Looking back to the school’s beginnings, he said the most challenging part was building a reputation. Another continuing challenge is the amount of time it takes to operate the school. “We used to think there would come the point when all of this would be easy, and the school would run itself,” Robinson said. “That has never happened. It is pretty demanding regarding time.”
But all that pales when it comes to appreciating the relationships that have developed over the years with the students. “We have kids that start classes at age 5 and continue until they leave for college,” Robinson stated. “We end up having these really wonderful relationships with these kids, and it it’s amazing seeing them grow up and what wonderful people they turn out to be.”
Robinson’s partner in life, Sarah Howard, is also his partner in operating the Art Academy. “I went back to school in the mid-80s,” Howard recalled, “and took classes at Atelier Lack, and Jim was teaching there.” She took classes from him, and after graduating joined him at his school four years ago.
The staff at the Art Academy consists of an additional 16 part-time teachers, all of whom are alumnae.

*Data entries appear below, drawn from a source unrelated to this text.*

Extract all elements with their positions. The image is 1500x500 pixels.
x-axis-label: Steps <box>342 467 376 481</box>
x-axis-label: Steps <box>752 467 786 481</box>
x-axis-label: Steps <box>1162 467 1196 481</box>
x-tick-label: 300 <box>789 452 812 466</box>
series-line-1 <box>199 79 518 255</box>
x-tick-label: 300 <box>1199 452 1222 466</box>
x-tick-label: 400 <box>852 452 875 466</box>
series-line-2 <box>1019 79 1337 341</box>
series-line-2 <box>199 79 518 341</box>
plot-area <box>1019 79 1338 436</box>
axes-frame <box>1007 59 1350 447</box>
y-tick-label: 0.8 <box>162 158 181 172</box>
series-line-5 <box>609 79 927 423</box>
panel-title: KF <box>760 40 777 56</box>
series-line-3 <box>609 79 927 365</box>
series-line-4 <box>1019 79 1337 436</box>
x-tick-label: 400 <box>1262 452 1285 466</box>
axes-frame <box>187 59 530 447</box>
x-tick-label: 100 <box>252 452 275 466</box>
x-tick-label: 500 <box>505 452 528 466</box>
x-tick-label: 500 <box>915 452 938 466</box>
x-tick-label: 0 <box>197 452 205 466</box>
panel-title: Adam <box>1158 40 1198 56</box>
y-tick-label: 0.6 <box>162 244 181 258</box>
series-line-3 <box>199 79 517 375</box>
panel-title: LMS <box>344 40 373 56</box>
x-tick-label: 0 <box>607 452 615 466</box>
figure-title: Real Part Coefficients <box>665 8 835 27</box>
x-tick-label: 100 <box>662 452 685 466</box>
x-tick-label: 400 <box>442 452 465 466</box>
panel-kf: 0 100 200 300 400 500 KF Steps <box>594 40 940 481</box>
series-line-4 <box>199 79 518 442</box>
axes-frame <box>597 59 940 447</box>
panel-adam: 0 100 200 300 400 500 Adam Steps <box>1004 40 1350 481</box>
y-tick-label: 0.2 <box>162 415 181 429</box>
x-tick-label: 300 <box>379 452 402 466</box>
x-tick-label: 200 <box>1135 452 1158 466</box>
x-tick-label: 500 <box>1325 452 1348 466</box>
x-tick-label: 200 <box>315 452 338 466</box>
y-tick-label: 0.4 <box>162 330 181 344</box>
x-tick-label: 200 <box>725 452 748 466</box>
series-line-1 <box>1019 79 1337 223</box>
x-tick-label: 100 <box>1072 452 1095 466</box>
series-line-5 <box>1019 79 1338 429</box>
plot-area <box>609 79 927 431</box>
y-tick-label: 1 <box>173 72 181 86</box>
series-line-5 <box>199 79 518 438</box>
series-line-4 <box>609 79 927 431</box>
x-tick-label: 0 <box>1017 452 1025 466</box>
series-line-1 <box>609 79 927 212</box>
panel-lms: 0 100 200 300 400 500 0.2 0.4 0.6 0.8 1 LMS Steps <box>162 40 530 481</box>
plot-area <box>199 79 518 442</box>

And then there is Pavo, the rescue dog who is at the school every day. “He is just great with the kids,” Robinson said. “When he comes in, it’s like some religious saint has entered. All the kids are trying to touch him.”
Classes are taught six days a week, with Friday the only day off. Students range in age from 5 to adults in their 90s., Robinson said. Although the school originally started out focusing only on children, it soon expanded to include adults, and today about 90 of the 400 students are adults.
Robinson said that with many of the adults, a sort of pattern emerges. They are around the age of 40 or older, and they call the school explaining that they had a passion for drawing and painting when they were younger, and then life got in the way. “They come in and want to know if they can still do it,” he said.
Regarding the younger students, Robinson said that every five years aesthetics with kids change. “It was Harry Potter and wizards five years ago. We had a group of girls interested in drawing dragons, and others want to draw unicorns. Then Japanese animation took off. We try to find teachers well versed in those areas,” he said.
A large number of students have gone on to win awards. “Over 150 Art Academy students have won prizes at the Minnesota State Fair,” Howard said. “One of our students, Fina Mooney, recently traveled to New York to attend her first group show at the celebrated Salmagundi Club. What makes this unique is that Fina, at age 13, is the youngest person in the world to win an award in the highly competitive Art Renewal Center’s International Salon Competition.”
Robinson cited another student, Molly Dekarski, who is preparing to go off to college to study art. “She put in the time, and little miracles started happening,” he said. “She really took to watercolors, and won all major prizes at the state fair, including the Compass Award, which is rarer than a grand prize.”
Howard said one of their current students, Selena, is from Islamabad, Pakistan. She was at an art conference and saw the woman next to her drawing. “Where did you learn to draw like that?” she asked. The woman replied, “St. Paul.”
Selena looked St. Paul up on a map and saw that it was a twin city to Minneapolis, where her uncle lived, according to Howard. “She moved to Minneapolis to stay with her uncle and attend classes here,” she noted.
Robinson said it is experiences and relationships like these that have enabled his school to continue operating for 25 years.
“Once you can get the students to understand they can draw well, their skill level goes straight up,” he commented. “They become so focused.”
As well as believing that any child or adult can learn to draw, the other core principle of the Art Academy is that art history matters. “If we’re going to be giving a figure class, we will research for months regarding how historically these were taught. That streamlines the teaching process.”
“We want people to leave here feeling like they really have a leap,” Robinson continued, “So we put in a lot of efforts behind the scenes to make that happen.”